John Hancock Home loan-Backed Securities ETF is actively managed and seeks a high level of current money whilst searching for to outperform the benchmark above a market cycle. Less than typical marketplace disorders, the fund invests at minimum 80% of its web belongings (moreover any borrowings for investment decision purposes) in mortgage loan-backed securities. The fund may invest in house loan-connected securities issued or certain by U.S. governmental entities and privately issued house loan-linked securities.

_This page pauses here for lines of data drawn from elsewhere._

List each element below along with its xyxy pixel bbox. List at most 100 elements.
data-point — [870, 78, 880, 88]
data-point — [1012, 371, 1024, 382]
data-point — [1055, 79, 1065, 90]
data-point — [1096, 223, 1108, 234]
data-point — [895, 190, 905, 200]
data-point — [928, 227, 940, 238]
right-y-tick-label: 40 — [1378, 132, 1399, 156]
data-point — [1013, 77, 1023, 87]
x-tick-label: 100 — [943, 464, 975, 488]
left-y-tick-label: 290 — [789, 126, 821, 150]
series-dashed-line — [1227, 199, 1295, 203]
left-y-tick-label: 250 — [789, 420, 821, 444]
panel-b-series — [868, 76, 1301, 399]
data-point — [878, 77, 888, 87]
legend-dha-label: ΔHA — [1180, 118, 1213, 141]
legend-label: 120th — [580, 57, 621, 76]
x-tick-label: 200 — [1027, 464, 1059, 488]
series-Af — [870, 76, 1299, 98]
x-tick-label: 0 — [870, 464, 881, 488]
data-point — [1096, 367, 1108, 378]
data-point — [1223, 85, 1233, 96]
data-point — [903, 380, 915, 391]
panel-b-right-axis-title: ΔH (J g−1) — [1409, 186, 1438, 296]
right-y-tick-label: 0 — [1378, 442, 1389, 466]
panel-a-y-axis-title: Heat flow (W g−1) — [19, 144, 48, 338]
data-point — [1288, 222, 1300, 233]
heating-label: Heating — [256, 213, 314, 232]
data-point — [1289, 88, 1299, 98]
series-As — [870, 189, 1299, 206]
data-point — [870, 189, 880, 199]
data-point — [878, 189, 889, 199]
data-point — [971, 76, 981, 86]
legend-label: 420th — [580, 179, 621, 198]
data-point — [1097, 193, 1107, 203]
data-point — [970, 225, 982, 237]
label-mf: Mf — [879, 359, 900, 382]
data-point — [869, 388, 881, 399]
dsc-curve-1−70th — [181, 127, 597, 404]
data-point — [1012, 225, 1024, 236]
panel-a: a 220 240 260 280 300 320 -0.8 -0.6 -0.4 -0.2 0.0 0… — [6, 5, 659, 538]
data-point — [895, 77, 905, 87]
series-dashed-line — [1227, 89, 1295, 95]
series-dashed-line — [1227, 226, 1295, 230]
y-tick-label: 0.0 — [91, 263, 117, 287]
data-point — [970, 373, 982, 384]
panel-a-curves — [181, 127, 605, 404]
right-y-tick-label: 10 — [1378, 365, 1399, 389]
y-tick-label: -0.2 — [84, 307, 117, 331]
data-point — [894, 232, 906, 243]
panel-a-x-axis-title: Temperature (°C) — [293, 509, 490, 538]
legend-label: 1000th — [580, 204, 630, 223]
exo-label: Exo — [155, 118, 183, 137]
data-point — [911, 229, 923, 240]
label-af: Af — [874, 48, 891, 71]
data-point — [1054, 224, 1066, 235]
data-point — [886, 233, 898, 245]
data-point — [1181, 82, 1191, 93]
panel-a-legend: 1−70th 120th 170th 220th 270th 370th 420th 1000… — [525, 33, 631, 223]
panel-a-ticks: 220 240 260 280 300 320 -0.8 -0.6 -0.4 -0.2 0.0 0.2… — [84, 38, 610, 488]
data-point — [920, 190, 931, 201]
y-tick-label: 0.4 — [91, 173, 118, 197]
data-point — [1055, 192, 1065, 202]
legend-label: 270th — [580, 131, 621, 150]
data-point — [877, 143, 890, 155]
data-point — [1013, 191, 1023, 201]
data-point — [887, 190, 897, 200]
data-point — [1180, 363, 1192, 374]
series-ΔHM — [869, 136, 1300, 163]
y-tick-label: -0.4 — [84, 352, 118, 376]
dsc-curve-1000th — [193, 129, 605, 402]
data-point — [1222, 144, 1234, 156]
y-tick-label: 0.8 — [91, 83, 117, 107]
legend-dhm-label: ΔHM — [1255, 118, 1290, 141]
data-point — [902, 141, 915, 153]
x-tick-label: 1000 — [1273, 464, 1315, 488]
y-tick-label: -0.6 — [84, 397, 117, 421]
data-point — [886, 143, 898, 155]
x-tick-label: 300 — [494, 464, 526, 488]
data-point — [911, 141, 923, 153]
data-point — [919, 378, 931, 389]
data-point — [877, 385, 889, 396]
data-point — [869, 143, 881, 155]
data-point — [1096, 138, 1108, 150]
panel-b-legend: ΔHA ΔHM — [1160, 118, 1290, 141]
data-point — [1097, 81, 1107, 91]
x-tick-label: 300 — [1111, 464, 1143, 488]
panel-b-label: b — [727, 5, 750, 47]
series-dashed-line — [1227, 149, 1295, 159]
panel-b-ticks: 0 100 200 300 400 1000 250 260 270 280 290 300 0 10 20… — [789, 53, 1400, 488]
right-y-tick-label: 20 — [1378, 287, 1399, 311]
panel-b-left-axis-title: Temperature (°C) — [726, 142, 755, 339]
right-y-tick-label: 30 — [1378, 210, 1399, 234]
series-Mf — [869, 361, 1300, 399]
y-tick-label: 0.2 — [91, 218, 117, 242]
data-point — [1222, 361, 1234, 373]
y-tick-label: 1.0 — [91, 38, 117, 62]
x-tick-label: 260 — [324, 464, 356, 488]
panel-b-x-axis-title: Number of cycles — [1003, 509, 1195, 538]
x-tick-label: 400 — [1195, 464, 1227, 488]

These may well include things like household property finance loan-backed securities, commercial property finance loan-backed securities, and to-be-declared property finance loan contracts and may well be rated investment-grade or under.

The ETF is managed by David A. Bees, CFA, taking care of director and portfolio supervisor, Peter M. Farley, CFA, running director and senior portfolio manager, and Jeffrey N. Presented, CFA, and Howard C. Greene, CFA, senior managing directors and senior portfolio supervisors, Manulife Investment Administration.

“In accordance to SIFMA, the market for home finance loan-backed and other asset-backed securities is massive and in desire, and represents over $12 trillion of the bond current market these days, which is greater than the financial investment-quality and superior-generate corporate bond markets combined,” added Steven L. Deroian, co-head of retail merchandise, John Hancock Investment Administration. “We are energized to provide this new ETF to market in a developing category for asset allocators and advisors.”

John Hancock Expense Management released its very first ETFs much more than five decades back. With this announcement, the firm’s ETF supplying has grown to 17 ETFs with nearly $5 billion in property under management as of June 30, 2021, together with house loan-again securities, corporate bonds, U.S. and worldwide equity portfolios, and a variety of sector-particular products and solutions.